Problem 21.79
The plates of a 3.2nF parallel-plate capacitor are each 0.25 m^2 in area.
Part A -
How far apart are the plates if there's air between them?
Express your answer using two significant figures.
=
Part B -
If the plates are separated by a Teflon sheet, how thick is the sheet?
Express your answer using two significant figures.
http://hyperphysics.phy-astr.gsu.edu/hbase/electric/pplate.html
To solve this problem, we need to use the formula for the capacitance of a parallel-plate capacitor:
C = (ε₀ * A) / d
where C is the capacitance, ε₀ is the permittivity of free space, A is the area of the plates, and d is the distance between the plates.
Given values:
C = 3.2 nF = 3.2 * 10^(-9) F
A = 0.25 m^2
Part A:
To find the distance between the plates when there's air between them, we can rearrange the formula as:
d = (ε₀ * A) / C
- First, we need to determine the value of ε₀, which is the permittivity of free space. It is a constant with a value of 8.85 x 10^(-12) F/m.
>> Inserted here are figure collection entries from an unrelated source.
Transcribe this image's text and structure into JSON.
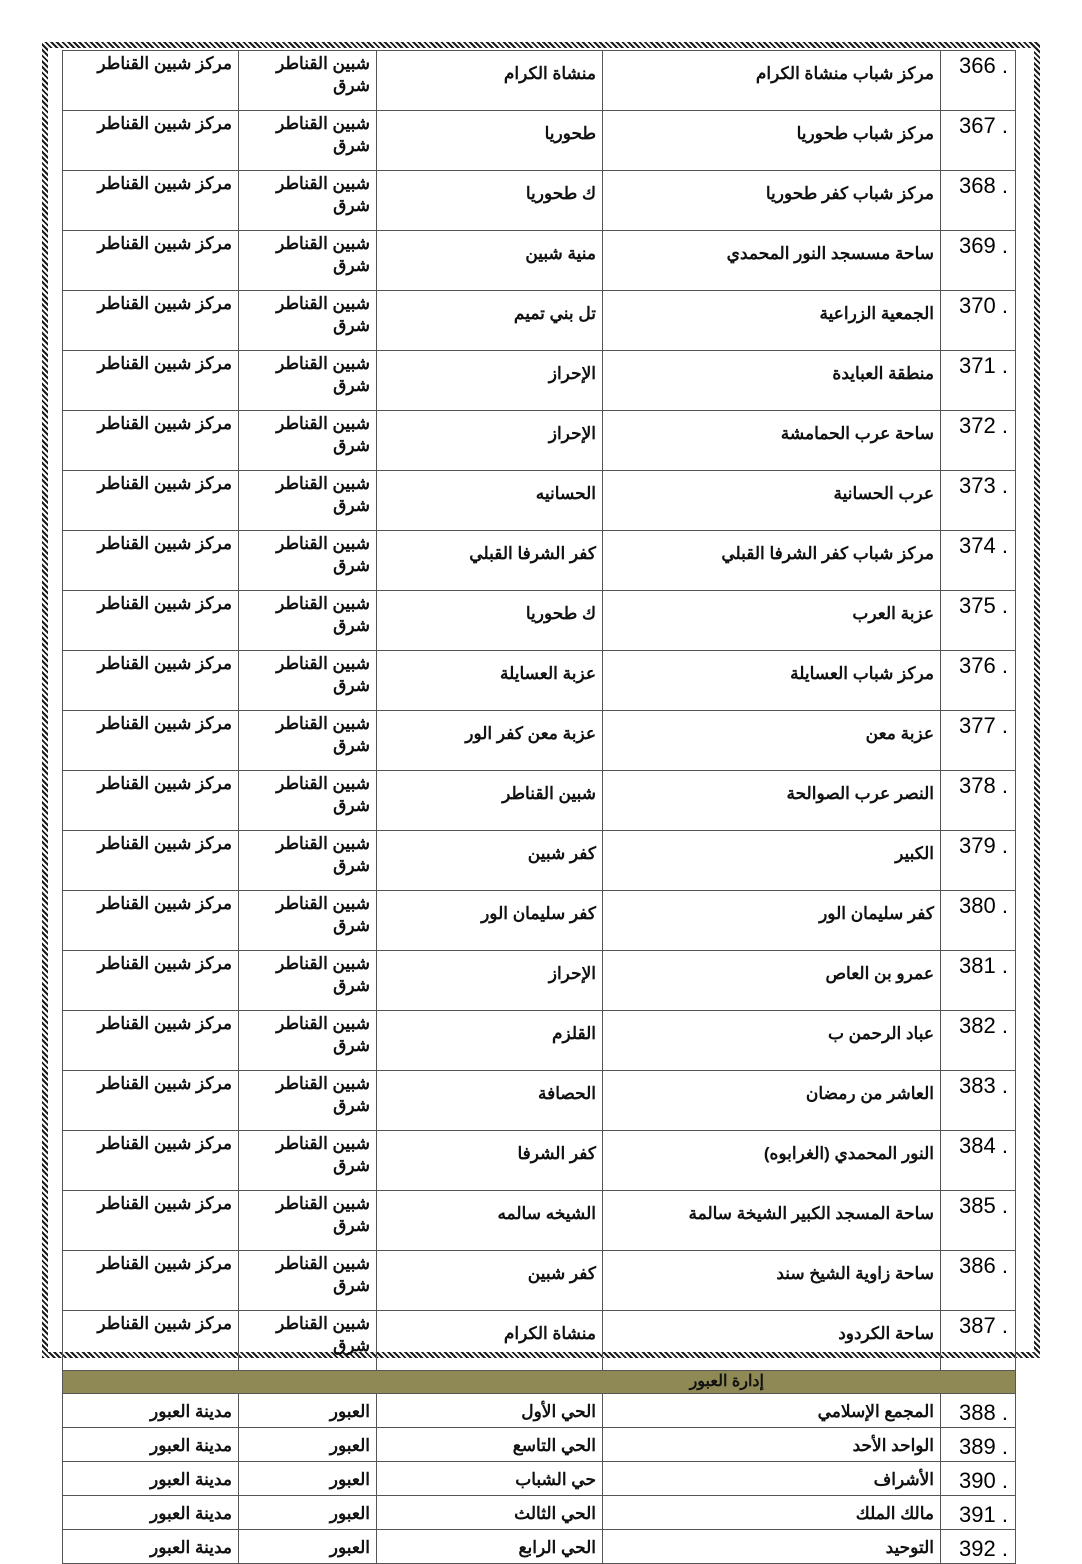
{
  "rows": [
    {
      "num": "366",
      "name": "مركز شباب منشاة الكرام",
      "village": "منشاة الكرام",
      "unit": "شبين القناطر شرق",
      "markaz": "مركز  شبين القناطر"
    },
    {
      "num": "367",
      "name": "مركز شباب طحوريا",
      "village": "طحوريا",
      "unit": "شبين القناطر شرق",
      "markaz": "مركز  شبين القناطر"
    },
    {
      "num": "368",
      "name": "مركز شباب كفر طحوريا",
      "village": "ك طحوريا",
      "unit": "شبين القناطر شرق",
      "markaz": "مركز  شبين القناطر"
    },
    {
      "num": "369",
      "name": "ساحة مسسجد النور المحمدي",
      "village": "منية شبين",
      "unit": "شبين القناطر شرق",
      "markaz": "مركز  شبين القناطر"
    },
    {
      "num": "370",
      "name": "الجمعية الزراعية",
      "village": "تل بني تميم",
      "unit": "شبين القناطر شرق",
      "markaz": "مركز  شبين القناطر"
    },
    {
      "num": "371",
      "name": "منطقة العبايدة",
      "village": "الإحراز",
      "unit": "شبين القناطر شرق",
      "markaz": "مركز  شبين القناطر"
    },
    {
      "num": "372",
      "name": "ساحة عرب الحمامشة",
      "village": "الإحراز",
      "unit": "شبين القناطر شرق",
      "markaz": "مركز  شبين القناطر"
    },
    {
      "num": "373",
      "name": "عرب الحسانية",
      "village": "الحسانيه",
      "unit": "شبين القناطر شرق",
      "markaz": "مركز  شبين القناطر"
    },
    {
      "num": "374",
      "name": "مركز شباب كفر الشرفا القبلي",
      "village": "كفر الشرفا القبلي",
      "unit": "شبين القناطر شرق",
      "markaz": "مركز  شبين القناطر"
    },
    {
      "num": "375",
      "name": "عزبة العرب",
      "village": "ك طحوريا",
      "unit": "شبين القناطر شرق",
      "markaz": "مركز  شبين القناطر"
    },
    {
      "num": "376",
      "name": "مركز شباب العسايلة",
      "village": "عزبة العسايلة",
      "unit": "شبين القناطر شرق",
      "markaz": "مركز  شبين القناطر"
    },
    {
      "num": "377",
      "name": "عزبة معن",
      "village": "عزبة معن  كفر الور",
      "unit": "شبين القناطر شرق",
      "markaz": "مركز  شبين القناطر"
    },
    {
      "num": "378",
      "name": "النصر عرب الصوالحة",
      "village": "شبين القناطر",
      "unit": "شبين القناطر شرق",
      "markaz": "مركز  شبين القناطر"
    },
    {
      "num": "379",
      "name": "الكبير",
      "village": "كفر شبين",
      "unit": "شبين القناطر شرق",
      "markaz": "مركز  شبين القناطر"
    },
    {
      "num": "380",
      "name": "كفر سليمان الور",
      "village": "كفر سليمان الور",
      "unit": "شبين القناطر شرق",
      "markaz": "مركز  شبين القناطر"
    },
    {
      "num": "381",
      "name": "عمرو بن العاص",
      "village": "الإحراز",
      "unit": "شبين القناطر شرق",
      "markaz": "مركز  شبين القناطر"
    },
    {
      "num": "382",
      "name": "عباد الرحمن ب",
      "village": "القلزم",
      "unit": "شبين القناطر شرق",
      "markaz": "مركز  شبين القناطر"
    },
    {
      "num": "383",
      "name": "العاشر من رمضان",
      "village": "الحصافة",
      "unit": "شبين القناطر شرق",
      "markaz": "مركز  شبين القناطر"
    },
    {
      "num": "384",
      "name": "النور المحمدي (الغرابوه)",
      "village": "كفر الشرفا",
      "unit": "شبين القناطر شرق",
      "markaz": "مركز  شبين القناطر"
    },
    {
      "num": "385",
      "name": "ساحة المسجد الكبير الشيخة سالمة",
      "village": "الشيخه سالمه",
      "unit": "شبين القناطر شرق",
      "markaz": "مركز  شبين القناطر"
    },
    {
      "num": "386",
      "name": "ساحة زاوية الشيخ سند",
      "village": "كفر شبين",
      "unit": "شبين القناطر شرق",
      "markaz": "مركز  شبين القناطر"
    },
    {
      "num": "387",
      "name": "ساحة الكردود",
      "village": "منشاة الكرام",
      "unit": "شبين القناطر شرق",
      "markaz": "مركز  شبين القناطر"
    }
  ],
  "section": {
    "title": "إدارة العبور"
  },
  "section_rows": [
    {
      "num": "388",
      "name": "المجمع الإسلامي",
      "village": "الحي الأول",
      "unit": "العبور",
      "markaz": "مدينة العبور"
    },
    {
      "num": "389",
      "name": "الواحد الأحد",
      "village": "الحي التاسع",
      "unit": "العبور",
      "markaz": "مدينة العبور"
    },
    {
      "num": "390",
      "name": "الأشراف",
      "village": "حي الشباب",
      "unit": "العبور",
      "markaz": "مدينة العبور"
    },
    {
      "num": "391",
      "name": "مالك الملك",
      "village": "الحي الثالث",
      "unit": "العبور",
      "markaz": "مدينة العبور"
    },
    {
      "num": "392",
      "name": "التوحيد",
      "village": "الحي الرابع",
      "unit": "العبور",
      "markaz": "مدينة العبور"
    }
  ],
  "colors": {
    "section_header": "#8f8a55"
  }
}
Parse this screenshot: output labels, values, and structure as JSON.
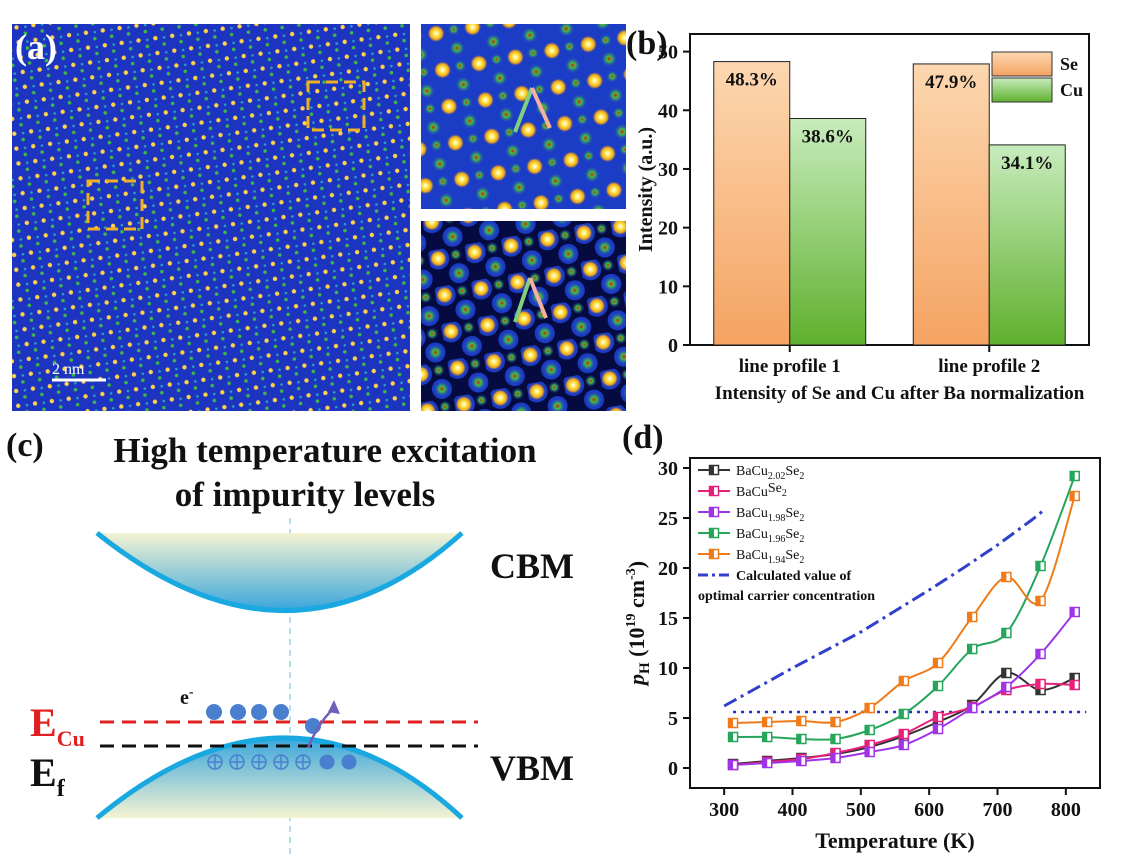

- Next, plug in the values into the formula:
d = (8.85 * 10^(-12) F/m * 0.25 m^2) / (3.2 * 10^(-9) F)
d ≈ 0.696 m
Therefore, the distance between the plates when there's air between them is approximately 0.696 meters.
Part B:
To find the thickness of the Teflon sheet when it is placed between the plates, we need to rearrange the formula again:
d = (ε * A) / C
- In this case, we need to find the value of ε, which is the permittivity of Teflon. The permittivity of Teflon is approximately 2.1 x 10^(-12) F/m.
- Plug in the values into the formula:
d = (2.1 * 10^(-12) F/m * 0.25 m^2) / (3.2 * 10^(-9) F)
d ≈ 0.0164 m
Therefore, the thickness of the Teflon sheet is approximately 0.0164 meters.